Justice Breyer issued his own dissent, joined by Justice Souter. In it, he makes the same error of ascribing deterrent purposes to the Exclusionary Rule, rather than the purpose of balancing interests. And as a result, he falls into the same trap of reasoning as Ginsberg.

Breyer wants a bright-line rule. Because of his focus on deterrence, he would draw the line between the police and the courts — if the error was made by court personnel, then they are not going to be deterred by suppression, so the Exclusionary Rule should not apply. But if the error was made by any police personnel, then the Rule should apply. Breyer fails to explain, however, how police database clerics are in any way deterred from negligent error by the suppression of evidence seized as a result of such error. He similarly fails to explain how court clerks are somehow different, so that they could not have been so deterred by suppression.

Ginsberg and Breyer’s arguments fall apart because they’re looking at suppression as a punishment, a deterrent, rather than as the result of a balancing of competing interests. Roberts gets it, but he too makes the same mistake to some degree. This decision seems to have muddied the waters, instead of clarifying the rule.

Oh well, better luck next time guys!

Will SCOTUS Reopen Question of Discriminatory Application of the Death Penalty?

Tuesday, October 21st, 2008

racial disparity

Richard Dieter, executive director of the Death Penalty Information Center, has suggested to the Washington Post that the Supreme Court may be getting ready to review “whether the death penalty is applied in a discriminatory discriminatory way, an issue the Court has not taken up for two decades.”

Dieter drew this conclusion from the Supreme Court’s denial of cert. yesterday in the capital punishment case Walker v. Georgia. As we pointed out recently, the Supreme Court has taken to using denials of cert. for raising questions on capital punishment.

The issue here is how thorough a court’s proportionality review must be, to ensure that a death sentence is not based on arbitrariness or discrimination. Justices Stevens and Thomas concurred with the denial of cert., but gave strongly opposed written opinions.

Stevens, the more liberal of the two, stated that Walker’s case was “troubling,” because it involved a black killer and a white victim. Numerous studies over the years have shown that black defendants are much more likely than whites to be charged with capital crimes, regardless of the race of the victim, but that capital crimes are also much more likely to be charged when the victim is white, regardless of the race of the killer.

Stevens felt that the Georgia Supreme Court wholly ignored its job, and only performed a perfunctory review of proportionality. It merely cited 21 similar death sentences and said that was good enough. The court didn’t describe or compare the facts of those cases, which differed in heinousness.

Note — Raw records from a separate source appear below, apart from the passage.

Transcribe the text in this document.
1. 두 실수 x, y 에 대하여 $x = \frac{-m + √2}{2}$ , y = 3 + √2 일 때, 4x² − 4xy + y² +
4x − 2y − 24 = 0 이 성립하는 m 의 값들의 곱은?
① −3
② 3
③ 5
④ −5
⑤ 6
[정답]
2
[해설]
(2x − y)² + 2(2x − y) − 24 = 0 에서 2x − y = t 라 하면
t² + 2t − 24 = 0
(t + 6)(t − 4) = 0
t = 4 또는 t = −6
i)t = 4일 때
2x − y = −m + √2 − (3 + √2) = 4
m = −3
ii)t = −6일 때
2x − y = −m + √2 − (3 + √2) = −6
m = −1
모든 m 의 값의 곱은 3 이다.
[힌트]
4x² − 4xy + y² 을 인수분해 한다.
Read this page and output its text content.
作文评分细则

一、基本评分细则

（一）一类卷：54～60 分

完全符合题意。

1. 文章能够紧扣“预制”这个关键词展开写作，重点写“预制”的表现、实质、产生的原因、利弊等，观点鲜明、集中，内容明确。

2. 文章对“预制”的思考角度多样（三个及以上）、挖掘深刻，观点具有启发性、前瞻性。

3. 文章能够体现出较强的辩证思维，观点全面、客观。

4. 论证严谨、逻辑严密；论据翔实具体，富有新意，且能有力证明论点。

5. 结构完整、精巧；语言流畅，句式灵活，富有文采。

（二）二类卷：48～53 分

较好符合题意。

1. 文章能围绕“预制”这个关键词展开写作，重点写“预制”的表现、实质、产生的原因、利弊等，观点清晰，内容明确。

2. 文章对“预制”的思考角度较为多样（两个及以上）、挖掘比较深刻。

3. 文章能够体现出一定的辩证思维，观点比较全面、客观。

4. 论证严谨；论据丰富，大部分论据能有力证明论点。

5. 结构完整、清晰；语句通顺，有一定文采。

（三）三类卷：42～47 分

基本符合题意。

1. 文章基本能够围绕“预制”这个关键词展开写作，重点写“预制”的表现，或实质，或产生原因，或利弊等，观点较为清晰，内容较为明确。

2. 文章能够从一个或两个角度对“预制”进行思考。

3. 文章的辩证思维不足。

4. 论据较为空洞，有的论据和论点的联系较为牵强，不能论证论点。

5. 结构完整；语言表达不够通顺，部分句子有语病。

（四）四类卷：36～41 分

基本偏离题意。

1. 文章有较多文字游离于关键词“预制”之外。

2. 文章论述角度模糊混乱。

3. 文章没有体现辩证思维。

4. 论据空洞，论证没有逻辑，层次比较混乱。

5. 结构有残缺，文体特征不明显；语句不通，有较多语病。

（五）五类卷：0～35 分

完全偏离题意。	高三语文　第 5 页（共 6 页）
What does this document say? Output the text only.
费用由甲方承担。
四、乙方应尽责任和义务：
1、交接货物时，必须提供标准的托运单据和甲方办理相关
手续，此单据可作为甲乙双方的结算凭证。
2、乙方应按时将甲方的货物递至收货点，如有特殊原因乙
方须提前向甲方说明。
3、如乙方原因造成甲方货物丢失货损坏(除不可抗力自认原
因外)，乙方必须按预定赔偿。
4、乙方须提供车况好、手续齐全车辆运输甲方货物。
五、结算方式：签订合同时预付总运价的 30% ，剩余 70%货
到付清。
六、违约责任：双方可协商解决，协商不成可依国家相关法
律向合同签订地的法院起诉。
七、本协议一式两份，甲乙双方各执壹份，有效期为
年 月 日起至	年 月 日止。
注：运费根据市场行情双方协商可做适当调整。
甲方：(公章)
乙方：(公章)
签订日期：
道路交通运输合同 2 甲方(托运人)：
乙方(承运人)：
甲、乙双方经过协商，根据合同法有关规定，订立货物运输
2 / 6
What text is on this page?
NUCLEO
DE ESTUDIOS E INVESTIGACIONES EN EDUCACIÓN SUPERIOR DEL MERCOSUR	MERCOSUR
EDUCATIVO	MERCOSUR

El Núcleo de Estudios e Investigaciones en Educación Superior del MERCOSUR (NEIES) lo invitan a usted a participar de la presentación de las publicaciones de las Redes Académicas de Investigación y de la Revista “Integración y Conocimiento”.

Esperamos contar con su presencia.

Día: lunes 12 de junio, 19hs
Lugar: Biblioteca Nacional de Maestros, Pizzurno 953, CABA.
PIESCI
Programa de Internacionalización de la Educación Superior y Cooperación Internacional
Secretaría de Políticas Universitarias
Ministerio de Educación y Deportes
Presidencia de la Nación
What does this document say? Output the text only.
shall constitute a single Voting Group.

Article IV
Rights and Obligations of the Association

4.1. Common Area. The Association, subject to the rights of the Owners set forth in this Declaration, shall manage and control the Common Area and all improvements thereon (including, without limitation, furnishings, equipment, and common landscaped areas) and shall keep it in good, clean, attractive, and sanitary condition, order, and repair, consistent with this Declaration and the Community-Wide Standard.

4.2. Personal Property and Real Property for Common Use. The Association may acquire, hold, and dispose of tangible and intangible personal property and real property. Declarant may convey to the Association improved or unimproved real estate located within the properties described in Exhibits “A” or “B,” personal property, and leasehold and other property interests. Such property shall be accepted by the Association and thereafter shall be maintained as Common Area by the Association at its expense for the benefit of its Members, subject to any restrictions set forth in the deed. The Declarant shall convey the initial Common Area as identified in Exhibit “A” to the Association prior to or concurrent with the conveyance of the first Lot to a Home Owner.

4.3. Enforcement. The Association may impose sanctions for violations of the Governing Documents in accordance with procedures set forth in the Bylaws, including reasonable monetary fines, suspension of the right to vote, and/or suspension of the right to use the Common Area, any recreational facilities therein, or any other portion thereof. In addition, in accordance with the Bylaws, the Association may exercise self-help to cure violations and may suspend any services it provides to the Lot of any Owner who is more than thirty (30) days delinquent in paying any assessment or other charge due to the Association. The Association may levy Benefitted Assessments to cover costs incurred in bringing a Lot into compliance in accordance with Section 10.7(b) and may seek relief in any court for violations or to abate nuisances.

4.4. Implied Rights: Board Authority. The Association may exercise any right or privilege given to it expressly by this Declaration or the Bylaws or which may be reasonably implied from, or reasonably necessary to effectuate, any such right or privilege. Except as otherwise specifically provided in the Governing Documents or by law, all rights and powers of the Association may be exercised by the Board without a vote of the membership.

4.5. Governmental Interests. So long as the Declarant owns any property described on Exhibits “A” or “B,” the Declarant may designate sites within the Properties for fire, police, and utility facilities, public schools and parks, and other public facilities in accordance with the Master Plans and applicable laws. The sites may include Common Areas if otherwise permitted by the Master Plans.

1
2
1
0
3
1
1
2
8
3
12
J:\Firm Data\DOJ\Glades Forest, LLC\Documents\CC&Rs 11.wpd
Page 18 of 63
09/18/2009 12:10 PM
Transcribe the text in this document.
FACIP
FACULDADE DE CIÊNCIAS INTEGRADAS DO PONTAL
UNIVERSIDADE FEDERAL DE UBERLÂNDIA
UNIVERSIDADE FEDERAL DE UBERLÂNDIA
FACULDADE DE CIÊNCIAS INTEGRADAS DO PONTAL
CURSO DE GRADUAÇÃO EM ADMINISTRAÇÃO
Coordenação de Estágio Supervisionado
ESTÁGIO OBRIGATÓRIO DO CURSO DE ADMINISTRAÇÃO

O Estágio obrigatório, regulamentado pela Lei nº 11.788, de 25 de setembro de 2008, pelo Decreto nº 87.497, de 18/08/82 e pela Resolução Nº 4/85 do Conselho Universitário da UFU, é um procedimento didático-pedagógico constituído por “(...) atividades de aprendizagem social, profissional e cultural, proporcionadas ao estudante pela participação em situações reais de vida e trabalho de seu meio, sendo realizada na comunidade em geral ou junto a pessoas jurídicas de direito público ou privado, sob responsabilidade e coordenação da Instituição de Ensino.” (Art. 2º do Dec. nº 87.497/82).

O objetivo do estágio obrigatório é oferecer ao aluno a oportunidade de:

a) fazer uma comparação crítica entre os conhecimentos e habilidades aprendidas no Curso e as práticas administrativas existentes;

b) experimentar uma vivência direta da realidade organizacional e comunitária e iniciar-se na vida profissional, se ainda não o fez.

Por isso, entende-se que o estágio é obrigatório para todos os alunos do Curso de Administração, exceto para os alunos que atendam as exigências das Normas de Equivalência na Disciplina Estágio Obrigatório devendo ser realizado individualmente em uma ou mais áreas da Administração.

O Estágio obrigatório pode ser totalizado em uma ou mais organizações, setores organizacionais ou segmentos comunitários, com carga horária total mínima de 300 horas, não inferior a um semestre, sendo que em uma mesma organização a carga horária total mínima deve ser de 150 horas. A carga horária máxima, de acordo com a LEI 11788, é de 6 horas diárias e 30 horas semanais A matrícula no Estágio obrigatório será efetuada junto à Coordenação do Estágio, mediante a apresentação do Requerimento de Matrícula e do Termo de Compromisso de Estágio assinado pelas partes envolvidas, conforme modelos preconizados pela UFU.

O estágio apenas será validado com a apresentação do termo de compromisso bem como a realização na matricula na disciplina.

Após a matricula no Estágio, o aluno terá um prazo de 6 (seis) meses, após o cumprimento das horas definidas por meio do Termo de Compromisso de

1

Thomas, on the other hand, said that Stevens was “simply wrong.” “There is nothing constitutionally defective about the Georgia Supreme Court’s determination. Proportionality review is not constitutionally required in any form.” Georgia has chosen to do some kind of proportionality review, and that’s fine, but the Supreme Court has never required that it do so. If Georgia wants to administer its own additional rule in its own way, that’s up to Georgia.

Thomas, the more conservative of the two, pointed out that the Court already looked at all of the arguments Stevens raised, and rejected them in McCleskey v. Kemp, 481 U.S. 279 (1987).

The fact that these arguments are being raised in written cert. opinions, however, is certainly giving some folks reason to believe that the Court may be interested in looking at them again, should the right case come its way.